I've combined the community area maps created by the SunTimes, with maps from the Tutor/Mentor directory to show the same  neighborhoods, locations of existing non-school, volunteer-based, tutor and/or mentor programs, and the number of high-poverty youth, age 6-17, in the area.

Here's an example: North Lawndale is on the far West side of Chicago and 4178 low income youth, which is 61% of the total youth population in that area.  

The green icons of the Tutor/Mentor map are youth programs in the Tutor/Mentor Institute, LLC's directory. (see map here). While there are seven programs, they are on the edges of the community area, except for the Better Boys Foundation (BBF Family Services).   We don't know how many youth each existing program serves, nor the age groups they serve, but if each served 100 kids weekly, it would mean 700 out of 4178 had access to a non-school tutor and/or mentor program.

Here's another example:  This shows Englewood, on the South side of Chicago, West of the Dan Ryan Expressway.  Click to enlarge the map.

The goal of creating these maps is to stimulate planning teams that help existing programs each get the operating resources needed to continue to serve youth and (hopefully) constantly improve, based on what they can learn from each other. At the same time, planning teams should identify where more programs are needed, and work to fill those voids.  

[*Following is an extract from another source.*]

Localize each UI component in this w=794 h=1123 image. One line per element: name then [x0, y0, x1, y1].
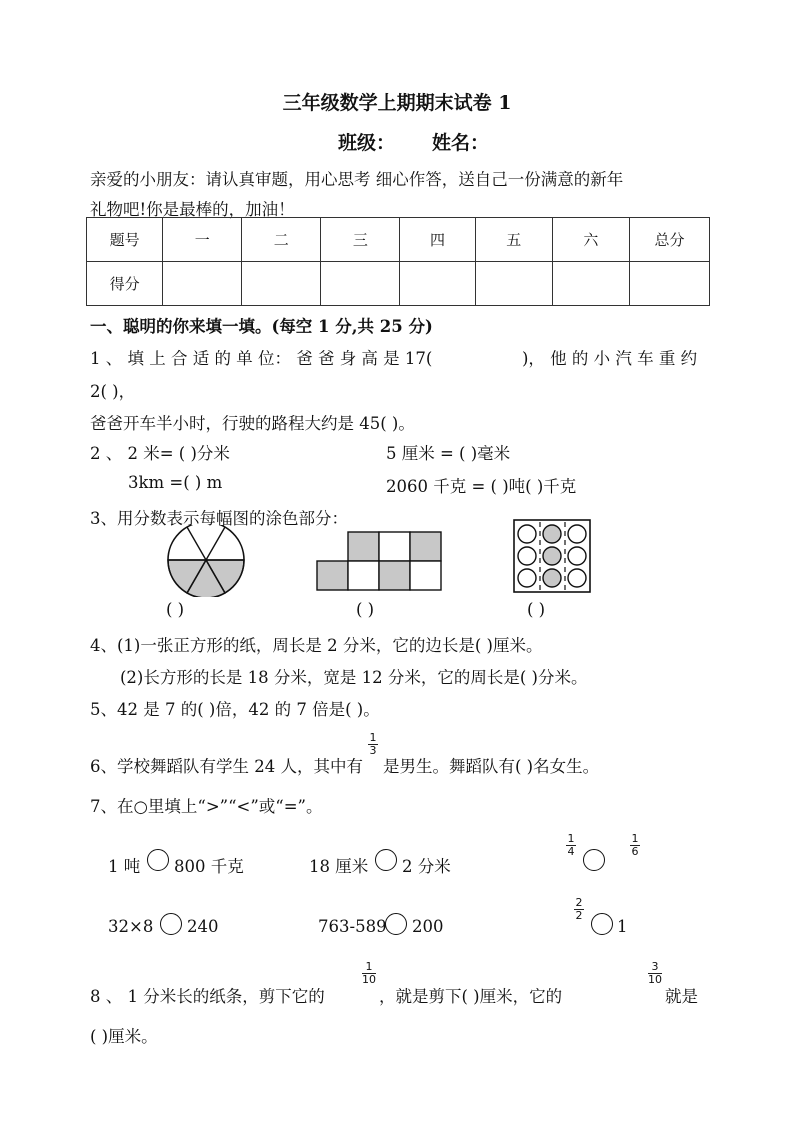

This should be happening in every community area of Chicago, as well as in Chicago suburbs and other cities.

Take a look at the two articles on the Tutor/Mentor blog. July 29 and August 1.

Since the mid 1980s I've seen stories of violence in Chicago, followed by editorials saying "demand something" or with quotes by parents saying "we need more youth programs for these kids".  Yet, there's never been an on-going, map-based planning process, intended to fill high poverty areas with a wide range of youth tutor, mentor, learning and jobs programs.

Unless that changes, it's likely the violence will continue.